Friday, June 19, 2009

RETHINKING A TROUBLESOME GARDEN SPOT










Rose Grootendorst Pink is one of the sad remnants of my recalcitrant border.


What do you do when a border insists on going to the dogs?I have dithered with such a problem for over twenty years. My plan is to move the remaining healthy plants, till the soil, grass it in and add a couple of large shrubs or trees and call it a day. The alternative is continue to pull up mulberry and trees of heaven trees whose roots go all the way to China. Is that masochism or is it an admirable devotion gardening ? Perhaps it is a mixture of both. Having laboured to amend the soil, to free it from weeds and rocks, having planted it carefully with plants procured at a steep cost, it is natural to expect some return for one's work.
I got return all right. First, it came in the form of a plague of artemisia that grows to nearly a meter high, suppressing smaller, less vigorous plants. Artemisia was part a horticultural Trojan horse, a Meadow in a Can mix the previous owner of the lot where I built my house unleashed on the neighborhood. The second nasty return, creeping Charlie came with the riverbottom dirt I added to the border, to make up for the brutal scraping it had suffered during construction when topsoil was removed and mounded against the foundation of the house. Later airborn seeds of maple and wild cherry trees, all lovely, in the right place, landed on the border and clung to it tenaciously. Vigilance kept them from growing into giants, but during my vacations they seemed to double their imperialistic efforts. Blackberry brambles and trees of heaven followed. The latter secrets a substance that kills whatever is planted near its roots.

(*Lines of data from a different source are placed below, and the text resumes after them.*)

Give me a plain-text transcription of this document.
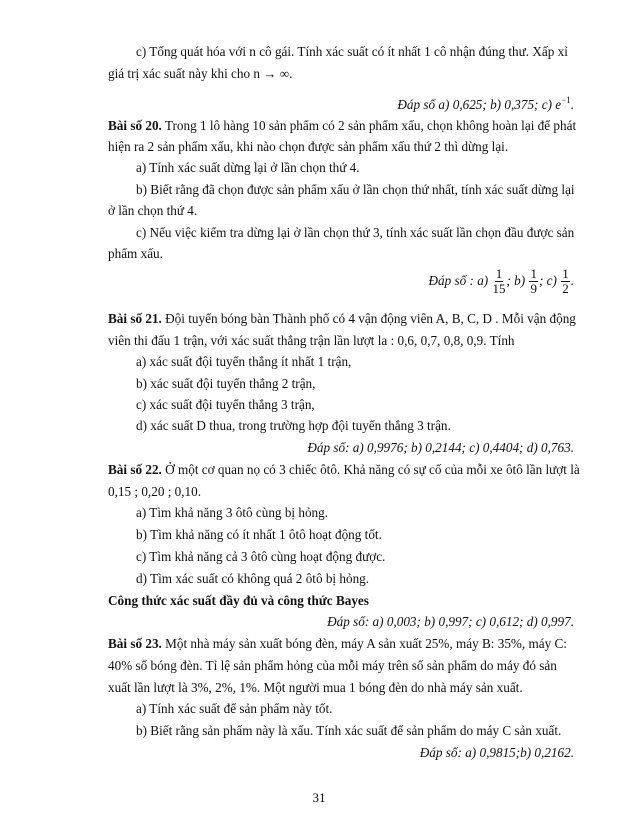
c) Tổng quát hóa với n cô gái. Tính xác suất có ít nhất 1 cô nhận đúng thư. Xấp xỉ
giá trị xác suất này khi cho n → ∞.
Đáp số a) 0,625; b) 0,375; c) $e^{-1}$.
Bài số 20. Trong 1 lô hàng 10 sản phẩm có 2 sản phẩm xấu, chọn không hoàn lại để phát
hiện ra 2 sản phẩm xấu, khi nào chọn được sản phẩm xấu thứ 2 thì dừng lại.
a) Tính xác suất dừng lại ở lần chọn thứ 4.
b) Biết rằng đã chọn được sản phẩm xấu ở lần chọn thứ nhất, tính xác suất dừng lại
ở lần chọn thứ 4.
c) Nếu việc kiểm tra dừng lại ở lần chọn thứ 3, tính xác suất lần chọn đầu được sản
phẩm xấu.
Đáp số : $a) \frac{1}{15}$ ; $b) \frac{1}{9}$ ; $c) \frac{1}{2}$ .
Bài số 21. Đội tuyển bóng bàn Thành phố có 4 vận động viên A, B, C, D . Mỗi vận động
viên thi đấu 1 trận, với xác suất thắng trận lần lượt la : 0,6, 0,7, 0,8, 0,9. Tính
a) xác suất đội tuyển thắng ít nhất 1 trận,
b) xác suất đội tuyển thắng 2 trận,
c) xác suất đội tuyển thắng 3 trận,
d) xác suất D thua, trong trường hợp đội tuyển thắng 3 trận.
Đáp số: a) 0,9976; b) 0,2144; c) 0,4404; d) 0,763.
Bài số 22. Ở một cơ quan nọ có 3 chiếc ôtô. Khả năng có sự cố của mỗi xe ôtô lần lượt là
0,15 ; 0,20 ; 0,10.
a) Tìm khả năng 3 ôtô cùng bị hỏng.
b) Tìm khả năng có ít nhất 1 ôtô hoạt động tốt.
c) Tìm khả năng cả 3 ôtô cùng hoạt động được.
d) Tìm xác suất có không quá 2 ôtô bị hỏng.
Công thức xác suất đầy đủ và công thức Bayes
Đáp số: a) 0,003; b) 0,997; c) 0,612; d) 0,997.
Bài số 23. Một nhà máy sản xuất bóng đèn, máy A sản xuất 25%, máy B: 35%, máy C:
40% số bóng đèn. Tỉ lệ sản phẩm hỏng của mỗi máy trên số sản phẩm do máy đó sản
xuất lần lượt là 3%, 2%, 1%. Một người mua 1 bóng đèn do nhà máy sản xuất.
a) Tính xác suất để sản phẩm này tốt.
b) Biết rằng sản phẩm này là xấu. Tính xác suất để sản phẩm do máy C sản xuất.
Đáp số: a) 0,9815;b) 0,2162.
31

Deuil de Paul Fontaine, Variegata di Bologna, Mr. Lincoln, Little darling and Frau Karl Drushki roses gave up the ghost. So did a gorgeous clump of baby's breath. Voles devoured dozens of lilies, deer ate daylilies, an unknown plague destroyed the perennial bachelor buttons.
Did I give up? No, Siree Bob. I chose tougher roses, such as the shrub Cornelia, the polyantha The Fairy, the rugosa Grootendorst pink, the landscaping Meidiland white and red. They struggled along with peonies and aconitum. A change in circumstance made it difficult for difficult for me to keep up with the border. In a year, it revert to wilderness and thus it remains. The question is whether to neglect more successful garden projects and try to reclaim the area taken up by invasive trees and bramble, or level the lot and start over. Either has its advantages. Originally, the border was meant to be part of a semicircle to frame the lily pool with heirloom roses within a wider semicircle of evergreens. In time. however, white pine and a volunteer cedar grew so larger they shaded three quarters of the semicircle for most of the day. Few roses would thrive under such conditions. I have been replanting that area with trillium, bluebells, phlox, ferns, and Hakonechloa. As for the sunny, tree and bramble ridden part of the border, I could clean it once again, replant it with roses and see what happens. The alternative is to replace the roses and peonies with budleia, hardy camelias and gardenias, leptodermis, mock orange, ornamental quince, viburnum, weigela. Again, I could try adding the unkillable roses Russelliana, May Queen, Dorothy Perkins to the the struggling Cornelia and The Fairy or forget about flowers and plant a single spectacularly beautiful tree--weeping pear, for example.
Whatever I decide, I must follow read and reread Celia Thatcher,
"What is your secret? And I answer, 'Love.' For that includes all--the patience that endures continual trial, the constancy that makes perseverance possible, the power of foregoing ease of mind and body to minister to the necessities of the thing beloved, and the subtle bond of sympathy which is as important, if not more so, than all the rest." All this I have offered, but obviously not as generously as a nearly wild garden requires.